D’autres pays ont emboîté le pas aux Etats-Unis. La Nouvelle-Zélande a mis en place depuis longtemps déjà des camps militaires. Tout comme le Canada, où le gouvernement a opté pour une version un brin plus soft. En décembre 2012, le secrétaire britannique à l’Education annonçait quant à lui le déblocage d’une enveloppe de 1,9 million £ pour la mise en place de boot camps pour ados décrocheurs. Et en 2013, l’Australie prévoit de se doter de camps de redressement pour enfants terribles.

Et en France ? 

L’idée d’un encadrement militaire des mineurs délinquants fait son chemin. En 2007, Ségolène Royal, alors candidate à la présidentielle, proposait la mise en place d’un tel dispositif.

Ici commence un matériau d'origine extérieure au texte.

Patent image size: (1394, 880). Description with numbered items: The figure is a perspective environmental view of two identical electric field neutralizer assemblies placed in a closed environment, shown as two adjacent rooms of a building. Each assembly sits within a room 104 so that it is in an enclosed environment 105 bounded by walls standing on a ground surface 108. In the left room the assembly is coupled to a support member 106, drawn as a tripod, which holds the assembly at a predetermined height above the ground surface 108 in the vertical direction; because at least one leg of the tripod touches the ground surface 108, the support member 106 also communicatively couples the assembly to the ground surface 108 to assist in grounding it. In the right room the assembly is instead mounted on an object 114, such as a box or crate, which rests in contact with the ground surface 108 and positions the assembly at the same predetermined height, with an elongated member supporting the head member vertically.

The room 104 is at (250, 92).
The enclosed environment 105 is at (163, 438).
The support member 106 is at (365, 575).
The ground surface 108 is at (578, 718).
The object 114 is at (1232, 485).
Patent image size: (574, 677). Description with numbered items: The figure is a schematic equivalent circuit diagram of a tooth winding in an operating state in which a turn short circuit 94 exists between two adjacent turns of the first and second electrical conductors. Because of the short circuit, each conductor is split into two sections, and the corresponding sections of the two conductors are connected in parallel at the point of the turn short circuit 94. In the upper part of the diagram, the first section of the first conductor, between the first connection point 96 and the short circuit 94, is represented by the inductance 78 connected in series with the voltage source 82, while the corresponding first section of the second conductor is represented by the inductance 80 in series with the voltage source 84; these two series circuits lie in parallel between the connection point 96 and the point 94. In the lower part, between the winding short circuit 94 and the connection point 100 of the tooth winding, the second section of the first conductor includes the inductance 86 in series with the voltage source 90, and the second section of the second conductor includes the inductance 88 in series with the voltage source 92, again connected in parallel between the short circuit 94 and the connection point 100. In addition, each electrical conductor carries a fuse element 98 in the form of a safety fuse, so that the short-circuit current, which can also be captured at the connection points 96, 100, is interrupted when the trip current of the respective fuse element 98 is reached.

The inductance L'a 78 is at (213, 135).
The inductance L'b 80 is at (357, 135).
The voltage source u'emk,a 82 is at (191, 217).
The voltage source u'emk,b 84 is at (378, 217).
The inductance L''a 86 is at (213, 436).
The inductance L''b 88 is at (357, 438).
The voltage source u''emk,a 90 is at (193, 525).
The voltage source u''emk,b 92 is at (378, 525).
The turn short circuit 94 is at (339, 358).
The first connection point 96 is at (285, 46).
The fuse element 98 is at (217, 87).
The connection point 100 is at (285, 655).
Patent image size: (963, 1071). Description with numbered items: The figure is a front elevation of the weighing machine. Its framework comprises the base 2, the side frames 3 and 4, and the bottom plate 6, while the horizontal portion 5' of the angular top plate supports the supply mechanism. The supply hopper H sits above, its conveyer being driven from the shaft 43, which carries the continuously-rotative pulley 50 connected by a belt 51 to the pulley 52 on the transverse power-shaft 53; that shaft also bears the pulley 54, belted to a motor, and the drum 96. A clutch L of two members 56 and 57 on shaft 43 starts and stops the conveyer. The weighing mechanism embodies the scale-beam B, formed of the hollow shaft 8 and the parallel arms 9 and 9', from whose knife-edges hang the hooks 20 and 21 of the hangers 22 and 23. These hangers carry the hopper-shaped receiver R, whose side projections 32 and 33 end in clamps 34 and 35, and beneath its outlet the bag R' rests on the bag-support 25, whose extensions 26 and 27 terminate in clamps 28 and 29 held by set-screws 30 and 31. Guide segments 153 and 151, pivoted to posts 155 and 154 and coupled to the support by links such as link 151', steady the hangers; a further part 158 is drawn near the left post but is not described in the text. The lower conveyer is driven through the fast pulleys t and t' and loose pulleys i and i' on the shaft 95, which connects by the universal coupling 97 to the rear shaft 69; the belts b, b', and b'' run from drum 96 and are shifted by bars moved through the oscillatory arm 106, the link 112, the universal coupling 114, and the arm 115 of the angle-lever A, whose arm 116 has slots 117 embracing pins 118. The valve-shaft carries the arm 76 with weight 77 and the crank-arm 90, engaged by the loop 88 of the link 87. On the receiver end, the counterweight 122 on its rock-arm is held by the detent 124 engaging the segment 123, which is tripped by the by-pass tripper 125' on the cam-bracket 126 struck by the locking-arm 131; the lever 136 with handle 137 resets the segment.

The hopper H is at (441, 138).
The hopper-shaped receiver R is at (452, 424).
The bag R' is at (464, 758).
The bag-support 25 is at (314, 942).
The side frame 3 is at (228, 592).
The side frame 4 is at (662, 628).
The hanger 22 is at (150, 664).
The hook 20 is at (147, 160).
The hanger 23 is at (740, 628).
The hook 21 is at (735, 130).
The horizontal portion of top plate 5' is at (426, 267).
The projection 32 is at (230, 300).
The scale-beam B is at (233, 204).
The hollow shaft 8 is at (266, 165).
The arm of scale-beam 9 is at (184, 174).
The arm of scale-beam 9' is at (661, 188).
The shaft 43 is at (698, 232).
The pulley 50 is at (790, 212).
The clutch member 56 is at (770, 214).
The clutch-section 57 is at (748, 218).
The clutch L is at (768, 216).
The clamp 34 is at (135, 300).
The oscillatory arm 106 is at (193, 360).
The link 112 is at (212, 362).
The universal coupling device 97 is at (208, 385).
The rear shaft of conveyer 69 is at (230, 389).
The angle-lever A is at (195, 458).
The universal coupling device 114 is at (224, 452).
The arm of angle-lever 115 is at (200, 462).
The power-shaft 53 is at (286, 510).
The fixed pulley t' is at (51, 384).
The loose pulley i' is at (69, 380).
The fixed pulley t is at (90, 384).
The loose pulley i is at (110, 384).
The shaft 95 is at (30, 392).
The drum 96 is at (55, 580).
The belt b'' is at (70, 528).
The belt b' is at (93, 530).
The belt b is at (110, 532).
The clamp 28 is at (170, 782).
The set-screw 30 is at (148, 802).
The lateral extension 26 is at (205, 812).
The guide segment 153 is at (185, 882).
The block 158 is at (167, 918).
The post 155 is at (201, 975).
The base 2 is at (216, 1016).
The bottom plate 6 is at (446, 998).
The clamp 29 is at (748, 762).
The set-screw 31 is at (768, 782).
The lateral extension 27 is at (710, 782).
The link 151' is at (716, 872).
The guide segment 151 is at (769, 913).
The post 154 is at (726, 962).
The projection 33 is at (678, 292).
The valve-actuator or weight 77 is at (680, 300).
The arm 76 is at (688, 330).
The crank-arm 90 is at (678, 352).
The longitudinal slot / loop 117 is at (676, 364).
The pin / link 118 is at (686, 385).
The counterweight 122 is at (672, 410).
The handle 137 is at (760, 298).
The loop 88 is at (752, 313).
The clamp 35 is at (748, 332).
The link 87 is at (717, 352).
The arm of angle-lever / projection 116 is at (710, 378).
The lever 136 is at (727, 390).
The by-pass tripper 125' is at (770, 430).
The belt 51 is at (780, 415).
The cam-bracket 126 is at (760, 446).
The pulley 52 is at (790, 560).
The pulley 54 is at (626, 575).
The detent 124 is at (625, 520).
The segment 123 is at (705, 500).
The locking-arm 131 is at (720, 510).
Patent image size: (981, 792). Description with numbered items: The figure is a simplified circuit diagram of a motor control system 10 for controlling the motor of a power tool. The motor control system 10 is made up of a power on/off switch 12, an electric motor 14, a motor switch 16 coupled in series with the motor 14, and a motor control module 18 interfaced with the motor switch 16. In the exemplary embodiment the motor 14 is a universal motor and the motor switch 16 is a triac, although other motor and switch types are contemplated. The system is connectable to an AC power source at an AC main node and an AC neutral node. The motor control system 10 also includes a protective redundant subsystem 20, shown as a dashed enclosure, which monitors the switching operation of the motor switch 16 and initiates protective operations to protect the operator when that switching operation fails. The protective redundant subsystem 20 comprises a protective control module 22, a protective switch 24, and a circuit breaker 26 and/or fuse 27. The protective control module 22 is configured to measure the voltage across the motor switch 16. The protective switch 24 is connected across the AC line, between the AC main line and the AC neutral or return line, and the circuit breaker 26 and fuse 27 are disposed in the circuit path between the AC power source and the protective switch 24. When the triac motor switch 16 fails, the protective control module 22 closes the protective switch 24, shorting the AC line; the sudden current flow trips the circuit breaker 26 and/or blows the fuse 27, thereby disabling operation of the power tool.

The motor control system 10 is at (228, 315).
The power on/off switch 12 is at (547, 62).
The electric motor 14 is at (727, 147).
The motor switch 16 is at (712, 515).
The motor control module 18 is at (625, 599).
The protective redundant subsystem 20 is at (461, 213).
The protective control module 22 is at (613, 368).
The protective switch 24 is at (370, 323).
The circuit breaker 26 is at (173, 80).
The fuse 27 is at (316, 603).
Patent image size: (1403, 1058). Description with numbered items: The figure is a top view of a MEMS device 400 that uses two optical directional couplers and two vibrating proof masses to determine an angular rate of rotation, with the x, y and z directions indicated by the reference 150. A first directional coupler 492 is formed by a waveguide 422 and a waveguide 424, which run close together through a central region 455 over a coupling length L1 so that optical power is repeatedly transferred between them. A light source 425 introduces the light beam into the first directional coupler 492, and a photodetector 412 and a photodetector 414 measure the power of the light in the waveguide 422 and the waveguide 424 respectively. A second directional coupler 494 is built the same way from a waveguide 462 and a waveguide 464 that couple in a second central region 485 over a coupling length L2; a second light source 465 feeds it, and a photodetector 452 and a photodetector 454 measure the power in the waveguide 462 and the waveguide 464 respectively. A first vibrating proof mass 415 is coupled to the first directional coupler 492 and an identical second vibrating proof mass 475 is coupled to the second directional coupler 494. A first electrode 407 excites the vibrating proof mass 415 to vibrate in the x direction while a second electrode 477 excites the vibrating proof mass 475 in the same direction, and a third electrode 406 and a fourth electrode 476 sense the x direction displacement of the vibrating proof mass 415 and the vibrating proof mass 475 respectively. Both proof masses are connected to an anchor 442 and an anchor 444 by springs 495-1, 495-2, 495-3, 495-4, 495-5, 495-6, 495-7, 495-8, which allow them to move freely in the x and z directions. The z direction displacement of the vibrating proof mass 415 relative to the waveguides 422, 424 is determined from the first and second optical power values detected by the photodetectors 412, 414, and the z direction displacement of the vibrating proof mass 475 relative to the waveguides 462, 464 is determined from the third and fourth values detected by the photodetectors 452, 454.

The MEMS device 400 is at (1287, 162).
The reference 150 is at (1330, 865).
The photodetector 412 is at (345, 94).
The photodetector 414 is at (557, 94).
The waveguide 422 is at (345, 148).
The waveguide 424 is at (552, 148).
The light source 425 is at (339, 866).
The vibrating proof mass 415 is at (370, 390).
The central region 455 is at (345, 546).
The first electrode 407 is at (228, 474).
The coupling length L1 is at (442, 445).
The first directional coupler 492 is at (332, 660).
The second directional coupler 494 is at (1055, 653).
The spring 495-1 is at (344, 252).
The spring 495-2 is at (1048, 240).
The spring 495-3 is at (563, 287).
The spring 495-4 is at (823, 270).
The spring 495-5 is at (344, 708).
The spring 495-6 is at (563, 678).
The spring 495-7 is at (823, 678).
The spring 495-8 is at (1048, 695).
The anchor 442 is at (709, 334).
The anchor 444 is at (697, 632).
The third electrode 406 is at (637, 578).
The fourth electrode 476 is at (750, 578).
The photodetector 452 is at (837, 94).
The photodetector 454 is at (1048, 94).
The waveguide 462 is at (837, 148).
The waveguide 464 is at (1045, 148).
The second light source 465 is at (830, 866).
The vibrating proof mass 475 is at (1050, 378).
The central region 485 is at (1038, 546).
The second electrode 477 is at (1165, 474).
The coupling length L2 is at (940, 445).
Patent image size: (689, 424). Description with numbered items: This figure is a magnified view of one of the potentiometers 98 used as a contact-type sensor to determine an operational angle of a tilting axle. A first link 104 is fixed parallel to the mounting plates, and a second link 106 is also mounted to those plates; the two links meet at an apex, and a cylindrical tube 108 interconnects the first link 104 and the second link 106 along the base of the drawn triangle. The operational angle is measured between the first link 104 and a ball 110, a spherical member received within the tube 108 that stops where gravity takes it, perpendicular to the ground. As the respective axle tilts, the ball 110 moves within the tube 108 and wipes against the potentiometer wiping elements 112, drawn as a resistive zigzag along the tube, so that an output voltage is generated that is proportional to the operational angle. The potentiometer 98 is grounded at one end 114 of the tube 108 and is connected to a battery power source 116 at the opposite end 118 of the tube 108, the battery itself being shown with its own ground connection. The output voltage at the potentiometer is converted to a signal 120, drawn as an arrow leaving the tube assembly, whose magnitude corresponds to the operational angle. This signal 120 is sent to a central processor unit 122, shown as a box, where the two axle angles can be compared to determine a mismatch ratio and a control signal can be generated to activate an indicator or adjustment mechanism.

Trois ans plus tard, la présidente de la région Poitou-Charentes remettait le couvert en demandant au ministre de la Défense d’alors, Hervé Morin, de lancer une expérimentation dans le régiment de La Rochelle. « C’est pas le boulot des militaires. Une armée, c’est fait pour assurer la sécurité du pays », lui avait-il répondu.

Mais à quelques mois de la présidentielle de 2012, le sujet refait surface et enflamme cette fois l’Assemblée nationale. Sous l’appellation de « service citoyen », le député UMP Eric Ciotti propose que les mineurs délinquants de plus de 16 ans puissent exécuter leur peine au sein de l’un des quinze établissements d’insertion de la défense (EPIDE). Un encadrement militaire jusqu’ici exclusivement proposé aux jeunes majeurs en difficulté d’insertion. La loi est votée. « Mais voilà, à peine mise en place, cette convention (…) a été gelée faute de financement de la part du ministère de la Justice et de la Défense », relatait Le Parisien en février dernier.

Mais qui se souvient qu’entre 1986 et 2003, en France, quelque 6 000 jeunes délinquants sont passés entre les mains de l’armée ? Dans un article de Libération (juin 2006), le journaliste Jean-Dominique Merchet rappelle l’expérience des JET (Jeunes en équipes de travail) : « Il s’agissait d’organiser des “stages de rupture” d’une durée de quatre mois, à l’intention des jeunes délinquants. Au programme : remise à niveau scolaire avec des instituteurs, travail sur des chantiers forestiers, un peu de mécanique et beaucoup de sport (…) Le ministère de la Défense fournissait l’encadrement ». Conclusion : un résultat plus que mitigé. « Notre taux de réussite était faible, reconnaît l’amiral Girard. Deux ans après leur passage chez nous, on estime que seul un bon tiers des jeunes n’était pas retombé dans la délinquance. Et le taux de réinsertion diminuait au fil des ans, les jeunes devenant de plus en plus violents.»